In the era of AI, this distinction is critical. Alsafadi views AI's strategic value not as automation, but as precision: matching talent to opportunity, diagnosing skill gaps, and enabling evidence-based governance at scale. However, she warns that responsible AI requires robust governance and a clear understanding of where it augments human judgment versus where it replaces routine work.
"In a post-AI economy, education cannot remain a provider of credentials; it must become a platform for talent, innovation, and lifelong learning."
Saudi Arabia as a Global Prototype
Shifting the lens to the global stage, Alsafadi believes the narrative around Saudi Arabia is outdated. The Kingdom is no longer just "catching up"; it is actively prototyping new models that the rest of the world can learn from.
"Saudi institutions should not seek to integrate into the global education landscape as it exists today; they should help shape what it becomes next."

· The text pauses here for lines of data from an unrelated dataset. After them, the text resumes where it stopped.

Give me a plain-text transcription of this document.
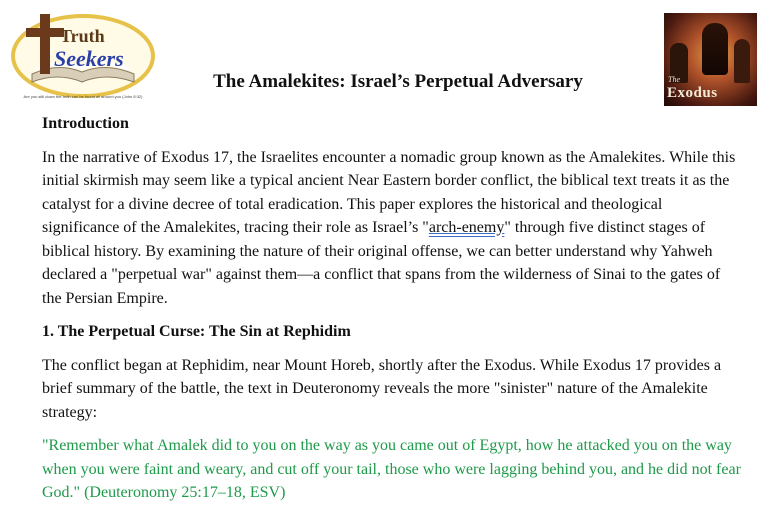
Truth
Seekers
Are you still down the truth can be found all around you (John 8:32)
The
Exodus
The Amalekites: Israel’s Perpetual Adversary

Introduction

In the narrative of Exodus 17, the Israelites encounter a nomadic group known as the Amalekites. While this initial skirmish may seem like a typical ancient Near Eastern border conflict, the biblical text treats it as the catalyst for a divine decree of total eradication. This paper explores the historical and theological significance of the Amalekites, tracing their role as Israel’s "arch-enemy" through five distinct stages of biblical history. By examining the nature of their original offense, we can better understand why Yahweh declared a "perpetual war" against them—a conflict that spans from the wilderness of Sinai to the gates of the Persian Empire.

1. The Perpetual Curse: The Sin at Rephidim

The conflict began at Rephidim, near Mount Horeb, shortly after the Exodus. While Exodus 17 provides a brief summary of the battle, the text in Deuteronomy reveals the more "sinister" nature of the Amalekite strategy:

"Remember what Amalek did to you on the way as you came out of Egypt, how he attacked you on the way when you were faint and weary, and cut off your tail, those who were lagging behind you, and he did not fear God." (Deuteronomy 25:17–18, ESV)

She highlights three dimensions that make the Saudi experiment relevant to international investors:
- The Compression of Time: the pace of reform creates a unique lab for innovation.
- System-Level Alignment: the coordination between labour, education, and R&D reduces historical friction.
- New Models: from digital universities to micro-credentials, Saudi Arabia is moving from "capacity expansion" to "value creation and competitiveness."
For international partners, the message is clear: the world rewards execution, not just reform. "Western models are reforming; Asian models are scaling; GCC models are experimenting and shaping," Alsafadi observes. "The frontier will be shaped by whoever can combine innovation with execution."
Beyond Initiatives: Building Lasting Capabilities
As the conversation concluded, we asked Prof. Alsafadi for her strategic advice to the leaders shaping the next phase. Her counsel was to shift focus from launching initiatives to building institutions.
"Systems transform when rules transform."
The next phase requires a focus on talent development for a post-AI era, deep industry integration, and regulations that reward innovation rather than compliance.
Ultimately, the Saudi narrative deserves greater visibility, not just as a success story, but as a blueprint. "This emerging narrative is not about catching up," Alsafadi concludes. "It is about identifying our true assets … and demonstrating that dreaming big and delivering big are no longer opposing ideas."
Prof. Lilac Alsafadi is a recognized authority in systemic transformation, AI strategy, and human capital development. She currently serves as CEO of IKONIC Educational Holding, where she leads strategic investments reshaping the region's education landscape. She made history as the first woman to lead a co-educational university in Saudi Arabia as President of the Saudi Electronic University (SEU). Her career bridges academia and global tech; she previously served as Vice President and National Technology Officer at Microsoft Arabia. A computer scientist by training, she holds a PhD and leads critical initiatives within the Kingdom's Vision 2030 framework, sitting on multiple advisory boards shaping the future of digital governance. She also currently sits on several boards of directors and boards of trustees, and serves as a senior advisor to public institutions and private enterprises shaping Saudi Arabia's next phase of modernization.